I’m going to be part of a new project on Facebook that I wanted to mention here. I’ve written on several occasions recently about Phil & Scott’s Top 100, where Phil Dellio and Scott Woods walked us through their 100 favorite songs, beginning at #100 and working their way to #1. Phil still has the itch, and so, beginning next Monday, he, along with myself and Jeff Pike (among other things, Jeff, like Phil and Scott, are occasional commenters on this blog), will be counting down our 50 favorite films. This will all happen on a Facebook Group … I’m not entirely sure what they are, but they work (the music list was via a FB group). So, if you are on Facebook and would like to be a part of this, let me know and we can add you to the group. Scott and Phil felt that the comments were what made their music lists especially worthwhile, so the more people reading and the more people commenting, the better. The group hasn’t been officially created yet, so I’ll post a reminder when it finally exists, which will be before March 21, since that is when we will begin. My weekly “what i watched last week” posts here will continue, of course, but for the next six months or so, “what i watched” will include 50 of my favorites. Meanwhile:
The Producers. It’s interesting just how ugly this film is, visually. However Mel Brooks might have developed as a director, in this, his first film at the helm, his skills haven’t caught up to his writing. This is especially unfortunate in the case of Zero Mostel, who is such an overpowering presence he’s like a 3-D actor even if he’s far away … Brooks constantly sticks Mostel in close-ups, and they do him no favors. There are funny bits here and there, although too often you can imagine how much funnier they probably seemed when they were first thought up (Brooks’ movies tend to make for great trailers, because you get the cream in three minutes without having to sit through the rest). Oddly enough, the one time the staging works is for the “Springtime for Hitler” production number. Brooks draws on our memories of show-stopping musicals of the past, and offers a pastiche that is funny, vulgar, and appealing all at the same time. That the song is a paean to the greatness of Hitler only makes it better/worse. In 1968, such content was still shocking, but in this context, it only shows how mild the central plot of “creative accounting” is. #485 on the They Shoot Pictures, Don’t They list of the Top 1000 films of all time. 6/10.
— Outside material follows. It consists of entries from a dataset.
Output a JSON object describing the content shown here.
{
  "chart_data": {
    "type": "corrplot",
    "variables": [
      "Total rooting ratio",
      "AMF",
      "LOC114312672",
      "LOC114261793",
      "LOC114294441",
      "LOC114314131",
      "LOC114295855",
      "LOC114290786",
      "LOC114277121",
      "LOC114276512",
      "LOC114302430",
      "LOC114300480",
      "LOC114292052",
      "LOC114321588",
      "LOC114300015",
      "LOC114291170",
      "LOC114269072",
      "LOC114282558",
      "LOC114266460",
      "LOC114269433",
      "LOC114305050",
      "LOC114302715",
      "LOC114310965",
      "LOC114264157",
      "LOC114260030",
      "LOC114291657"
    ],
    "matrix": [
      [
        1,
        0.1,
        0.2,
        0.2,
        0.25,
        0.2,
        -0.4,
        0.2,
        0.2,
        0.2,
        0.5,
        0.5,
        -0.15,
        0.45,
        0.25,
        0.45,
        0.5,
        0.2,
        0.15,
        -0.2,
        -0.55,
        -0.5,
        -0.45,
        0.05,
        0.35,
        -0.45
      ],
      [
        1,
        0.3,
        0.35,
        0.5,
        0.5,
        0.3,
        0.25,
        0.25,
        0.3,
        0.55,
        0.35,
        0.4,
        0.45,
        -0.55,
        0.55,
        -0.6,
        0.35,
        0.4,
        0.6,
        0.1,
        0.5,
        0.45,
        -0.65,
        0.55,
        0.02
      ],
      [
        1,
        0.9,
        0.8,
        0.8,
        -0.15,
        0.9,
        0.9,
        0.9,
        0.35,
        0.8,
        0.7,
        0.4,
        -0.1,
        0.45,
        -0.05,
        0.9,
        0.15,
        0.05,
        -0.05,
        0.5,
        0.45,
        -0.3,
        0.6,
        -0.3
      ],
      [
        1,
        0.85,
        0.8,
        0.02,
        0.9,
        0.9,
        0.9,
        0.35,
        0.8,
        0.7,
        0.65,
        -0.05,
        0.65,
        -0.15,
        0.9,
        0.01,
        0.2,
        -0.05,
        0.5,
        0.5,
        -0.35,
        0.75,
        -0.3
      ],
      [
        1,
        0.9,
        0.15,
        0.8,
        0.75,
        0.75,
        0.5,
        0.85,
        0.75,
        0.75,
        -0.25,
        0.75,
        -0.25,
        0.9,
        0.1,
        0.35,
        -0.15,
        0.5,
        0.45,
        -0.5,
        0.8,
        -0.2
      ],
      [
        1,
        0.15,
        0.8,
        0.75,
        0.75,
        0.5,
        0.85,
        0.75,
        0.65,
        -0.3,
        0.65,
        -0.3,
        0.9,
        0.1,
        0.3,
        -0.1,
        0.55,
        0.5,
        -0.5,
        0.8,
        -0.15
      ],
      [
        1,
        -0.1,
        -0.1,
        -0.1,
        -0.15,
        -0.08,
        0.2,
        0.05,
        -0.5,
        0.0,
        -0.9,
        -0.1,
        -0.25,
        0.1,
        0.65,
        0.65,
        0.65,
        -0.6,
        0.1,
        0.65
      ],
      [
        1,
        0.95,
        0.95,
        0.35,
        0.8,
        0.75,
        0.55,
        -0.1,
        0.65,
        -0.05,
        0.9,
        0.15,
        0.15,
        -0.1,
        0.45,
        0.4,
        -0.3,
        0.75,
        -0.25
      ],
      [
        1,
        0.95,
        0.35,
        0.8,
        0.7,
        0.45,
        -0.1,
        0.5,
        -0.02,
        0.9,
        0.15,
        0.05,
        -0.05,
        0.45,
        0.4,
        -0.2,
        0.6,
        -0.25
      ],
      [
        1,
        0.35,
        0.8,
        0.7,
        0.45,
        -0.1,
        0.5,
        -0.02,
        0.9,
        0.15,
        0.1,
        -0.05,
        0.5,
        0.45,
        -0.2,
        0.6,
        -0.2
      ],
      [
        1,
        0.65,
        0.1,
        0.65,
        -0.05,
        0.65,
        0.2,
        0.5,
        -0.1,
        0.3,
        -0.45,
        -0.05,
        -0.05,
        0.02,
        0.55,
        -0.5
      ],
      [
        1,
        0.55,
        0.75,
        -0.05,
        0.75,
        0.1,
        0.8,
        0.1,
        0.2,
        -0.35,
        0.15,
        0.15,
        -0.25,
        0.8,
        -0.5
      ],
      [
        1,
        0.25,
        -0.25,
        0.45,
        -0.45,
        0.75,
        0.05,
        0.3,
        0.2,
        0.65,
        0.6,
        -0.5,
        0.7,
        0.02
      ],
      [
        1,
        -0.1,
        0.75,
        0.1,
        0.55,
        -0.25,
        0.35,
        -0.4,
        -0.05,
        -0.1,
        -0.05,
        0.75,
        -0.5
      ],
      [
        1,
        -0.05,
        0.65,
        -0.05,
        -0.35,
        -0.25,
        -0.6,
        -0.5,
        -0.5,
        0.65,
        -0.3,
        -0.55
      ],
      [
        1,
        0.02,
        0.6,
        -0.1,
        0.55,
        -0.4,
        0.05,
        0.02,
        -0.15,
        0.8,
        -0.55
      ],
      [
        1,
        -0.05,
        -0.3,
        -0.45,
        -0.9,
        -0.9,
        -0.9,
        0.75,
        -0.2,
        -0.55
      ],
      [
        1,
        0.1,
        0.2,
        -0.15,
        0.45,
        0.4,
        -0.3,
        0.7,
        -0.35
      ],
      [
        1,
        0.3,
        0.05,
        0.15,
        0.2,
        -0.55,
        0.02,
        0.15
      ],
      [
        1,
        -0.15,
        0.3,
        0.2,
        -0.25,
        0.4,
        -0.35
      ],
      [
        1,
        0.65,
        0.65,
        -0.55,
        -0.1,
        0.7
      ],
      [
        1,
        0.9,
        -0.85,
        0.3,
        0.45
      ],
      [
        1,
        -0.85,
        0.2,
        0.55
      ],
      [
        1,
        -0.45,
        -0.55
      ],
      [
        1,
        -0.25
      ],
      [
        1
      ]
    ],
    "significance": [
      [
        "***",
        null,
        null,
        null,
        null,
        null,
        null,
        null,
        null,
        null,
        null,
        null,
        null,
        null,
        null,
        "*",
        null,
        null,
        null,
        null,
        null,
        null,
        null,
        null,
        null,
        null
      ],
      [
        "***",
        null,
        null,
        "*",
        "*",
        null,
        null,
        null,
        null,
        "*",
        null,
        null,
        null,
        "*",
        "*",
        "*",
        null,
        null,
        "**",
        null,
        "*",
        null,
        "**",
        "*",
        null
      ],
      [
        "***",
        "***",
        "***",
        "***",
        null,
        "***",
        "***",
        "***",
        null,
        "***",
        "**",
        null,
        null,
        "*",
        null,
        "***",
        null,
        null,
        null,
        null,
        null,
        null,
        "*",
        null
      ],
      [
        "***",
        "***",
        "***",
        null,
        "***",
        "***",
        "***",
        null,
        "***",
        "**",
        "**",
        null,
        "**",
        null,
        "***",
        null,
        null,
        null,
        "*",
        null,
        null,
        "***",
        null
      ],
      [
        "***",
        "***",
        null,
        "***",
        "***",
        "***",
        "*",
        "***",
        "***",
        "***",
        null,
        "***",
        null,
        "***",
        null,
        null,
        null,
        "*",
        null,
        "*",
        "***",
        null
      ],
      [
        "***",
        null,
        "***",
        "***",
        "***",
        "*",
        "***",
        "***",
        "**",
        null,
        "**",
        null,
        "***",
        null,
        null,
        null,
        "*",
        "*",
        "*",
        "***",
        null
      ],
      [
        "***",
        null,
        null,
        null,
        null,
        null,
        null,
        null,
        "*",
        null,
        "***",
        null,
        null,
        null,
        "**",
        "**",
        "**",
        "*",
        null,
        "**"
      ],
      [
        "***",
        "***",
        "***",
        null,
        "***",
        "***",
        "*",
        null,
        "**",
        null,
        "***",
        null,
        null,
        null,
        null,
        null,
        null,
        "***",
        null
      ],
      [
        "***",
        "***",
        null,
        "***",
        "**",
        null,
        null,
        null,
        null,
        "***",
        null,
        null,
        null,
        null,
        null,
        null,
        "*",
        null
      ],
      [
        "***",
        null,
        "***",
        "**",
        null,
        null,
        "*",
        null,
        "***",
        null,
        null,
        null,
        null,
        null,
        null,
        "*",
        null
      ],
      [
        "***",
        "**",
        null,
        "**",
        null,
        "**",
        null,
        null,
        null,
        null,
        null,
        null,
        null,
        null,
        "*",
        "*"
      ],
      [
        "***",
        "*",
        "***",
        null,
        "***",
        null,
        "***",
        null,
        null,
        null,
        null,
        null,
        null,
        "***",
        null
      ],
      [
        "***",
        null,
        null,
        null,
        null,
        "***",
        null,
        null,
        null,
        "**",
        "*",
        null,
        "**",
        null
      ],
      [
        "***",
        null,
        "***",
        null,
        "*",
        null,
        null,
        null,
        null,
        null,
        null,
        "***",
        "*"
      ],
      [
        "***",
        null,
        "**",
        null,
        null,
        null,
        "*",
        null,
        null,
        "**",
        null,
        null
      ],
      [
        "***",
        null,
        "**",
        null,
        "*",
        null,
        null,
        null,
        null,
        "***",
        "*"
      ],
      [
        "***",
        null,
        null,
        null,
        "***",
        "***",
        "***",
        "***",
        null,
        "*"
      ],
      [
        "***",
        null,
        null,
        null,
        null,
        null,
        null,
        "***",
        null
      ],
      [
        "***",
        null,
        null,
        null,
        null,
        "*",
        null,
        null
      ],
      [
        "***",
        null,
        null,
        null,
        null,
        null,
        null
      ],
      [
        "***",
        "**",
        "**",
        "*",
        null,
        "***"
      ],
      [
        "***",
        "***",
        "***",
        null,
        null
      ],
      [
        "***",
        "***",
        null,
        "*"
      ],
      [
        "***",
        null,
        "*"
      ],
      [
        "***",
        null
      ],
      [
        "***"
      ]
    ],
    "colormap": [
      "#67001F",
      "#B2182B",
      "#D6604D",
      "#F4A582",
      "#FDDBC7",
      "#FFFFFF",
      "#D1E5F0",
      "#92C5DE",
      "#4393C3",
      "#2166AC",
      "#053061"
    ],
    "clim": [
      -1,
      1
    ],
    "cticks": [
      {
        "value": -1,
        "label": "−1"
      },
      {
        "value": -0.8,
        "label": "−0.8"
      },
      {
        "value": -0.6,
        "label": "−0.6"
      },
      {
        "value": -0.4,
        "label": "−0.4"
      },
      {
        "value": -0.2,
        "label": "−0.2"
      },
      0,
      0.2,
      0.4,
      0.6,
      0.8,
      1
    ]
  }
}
On the Town. An exhausting musical that never stops to breathe, except for a mid-film “ballet” that makes one welcome the return of the frenetic pace of the rest of the movie. That might sound like a fun movie, and in fact, On the Town is considered a classic by many (it’s #551 on the TSPDT Top 1000 list). So your mileage may vary, but me, I didn’t mean “exhausting” in a positive sense. It only runs 98 minutes, but it has just as many musical numbers as longer films, so it comes off as overstuffed. I suppose I shouldn’t be surprised that a movie with both Gene Kelly AND Ann Miller would beat us to death with exuberant energy. A little of Miller goes a long way, and I’ve always been an Astaire man. 6/10.